温以浔接过去,看了很久。
然后他说:“明天开始,你不用来了。”
林小艺当场愣住。
“温、温老师……”
温以浔把画放下,看着她。
“你画得不错,”他说,“但你再画下去,就跟我一模一样了。”
林小艺没听懂。
温以浔走到窗边,看着窗外的竹子。
“我教你的那些,都是我的东西。线条怎么走,墨色怎么调,留白留多少——全是我的。”
他转过来。
“你学得很快。快到我有点担心。”
林小艺张了张嘴。
“温老师,学得快不好吗?”
温以浔摇头。
“学得快好。但学得太像,就没了你自己。

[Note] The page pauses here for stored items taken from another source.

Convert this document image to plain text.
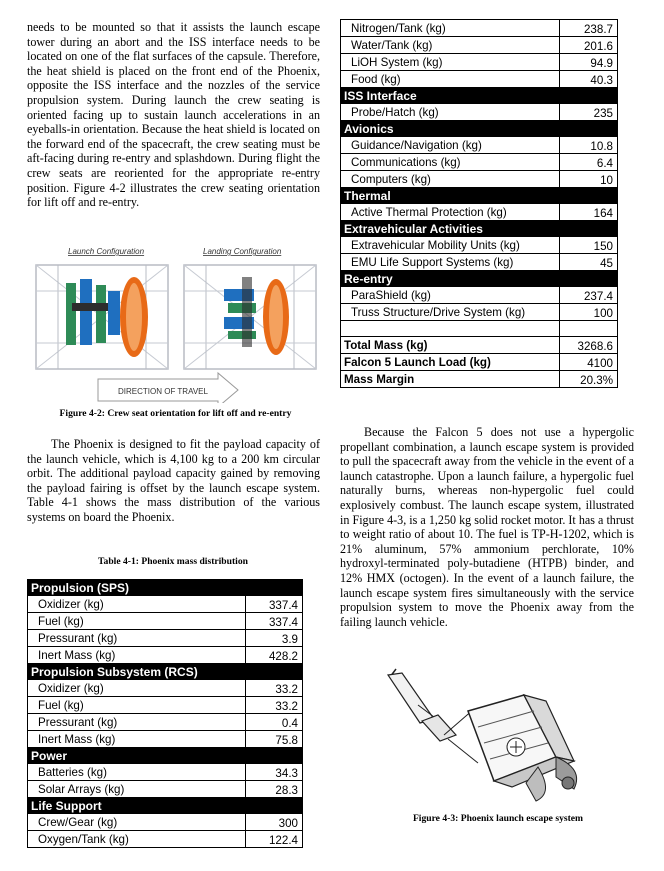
needs to be mounted so that it assists the launch escape tower during an abort and the ISS interface needs to be located on one of the flat surfaces of the capsule. Therefore, the heat shield is placed on the front end of the Phoenix, opposite the ISS interface and the nozzles of the service propulsion system. During launch the crew seating is oriented facing up to sustain launch accelerations in an eyeballs-in orientation. Because the heat shield is located on the forward end of the spacecraft, the crew seating must be aft-facing during re-entry and splashdown. During flight the crew seats are reoriented for the appropriate re-entry position. Figure 4-2 illustrates the crew seating orientation for lift off and re-entry.

Launch Configuration	Landing Configuration
DIRECTION OF TRAVEL
Figure 4-2: Crew seat orientation for lift off and re-entry

The Phoenix is designed to fit the payload capacity of the launch vehicle, which is 4,100 kg to a 200 km circular orbit. The additional payload capacity gained by removing the payload fairing is offset by the launch escape system. Table 4-1 shows the mass distribution of the various systems on board the Phoenix.

Table 4-1: Phoenix mass distribution
Propulsion (SPS)	
Oxidizer (kg)	337.4
Fuel (kg)	337.4
Pressurant (kg)	3.9
Inert Mass (kg)	428.2
Propulsion Subsystem (RCS)	
Oxidizer (kg)	33.2
Fuel (kg)	33.2
Pressurant (kg)	0.4
Inert Mass (kg)	75.8
Power	
Batteries (kg)	34.3
Solar Arrays (kg)	28.3
Life Support	
Crew/Gear (kg)	300
Oxygen/Tank (kg)	122.4
Nitrogen/Tank (kg)	238.7
Water/Tank (kg)	201.6
LiOH System (kg)	94.9
Food (kg)	40.3
ISS Interface	
Probe/Hatch (kg)	235
Avionics	
Guidance/Navigation (kg)	10.8
Communications (kg)	6.4
Computers (kg)	10
Thermal	
Active Thermal Protection (kg)	164
Extravehicular Activities	
Extravehicular Mobility Units (kg)	150
EMU Life Support Systems (kg)	45
Re-entry	
ParaShield (kg)	237.4
Truss Structure/Drive System (kg)	100

Total Mass (kg)	3268.6
Falcon 5 Launch Load (kg)	4100
Mass Margin	20.3%

Because the Falcon 5 does not use a hypergolic propellant combination, a launch escape system is provided to pull the spacecraft away from the vehicle in the event of a launch catastrophe. Upon a launch failure, a hypergolic fuel naturally burns, whereas non-hypergolic fuel could explosively combust. The launch escape system, illustrated in Figure 4-3, is a 1,250 kg solid rocket motor. It has a thrust to weight ratio of about 10. The fuel is TP-H-1202, which is 21% aluminum, 57% ammonium perchlorate, 10% hydroxyl-terminated poly-butadiene (HTPB) binder, and 12% HMX (octogen). In the event of a launch failure, the launch escape system fires simultaneously with the service propulsion system to move the Phoenix away from the failing launch vehicle.

Figure 4-3: Phoenix launch escape system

”
他走回画案边,指着那幅画。
“这枝兰草,换个人看,会以为是我画的。线条、墨色、布局,全是我的。”
他看着林小艺。
“你自己呢?”
林小艺愣住了。
她看着那幅画。
看着那些她一笔一笔描出来的线条。
温以浔说得对。
这画里,没有她自己。
全是温以浔。
那天晚上,林小艺没回上海。
她坐在画室门口的台阶上,看着巷子里那盏昏黄的灯。
许嘉来的时候,看见的就是这副景象——一个二十出头的小姑娘,抱着膝盖坐在那儿,像只被雨淋过的麻雀。
“小林同学?”
林小艺抬起头。
许嘉看见她眼眶红红的,吓了一跳。
“怎么了?谁欺负你了?”
林小艺摇头。
“温老师说,”她顿了顿,“让我不用来了。”
许嘉愣住了。
“为什么?”
林小艺把下午的事说了一遍。
许嘉听完,沉默了很久。
然后他在她旁边坐下。
“小林同学,”他说,“温老师不是不要你了。”
林小艺看着他。
“他是让你去找自己。”
林小艺没说话。
许嘉看着巷子深处那间亮着灯的画室。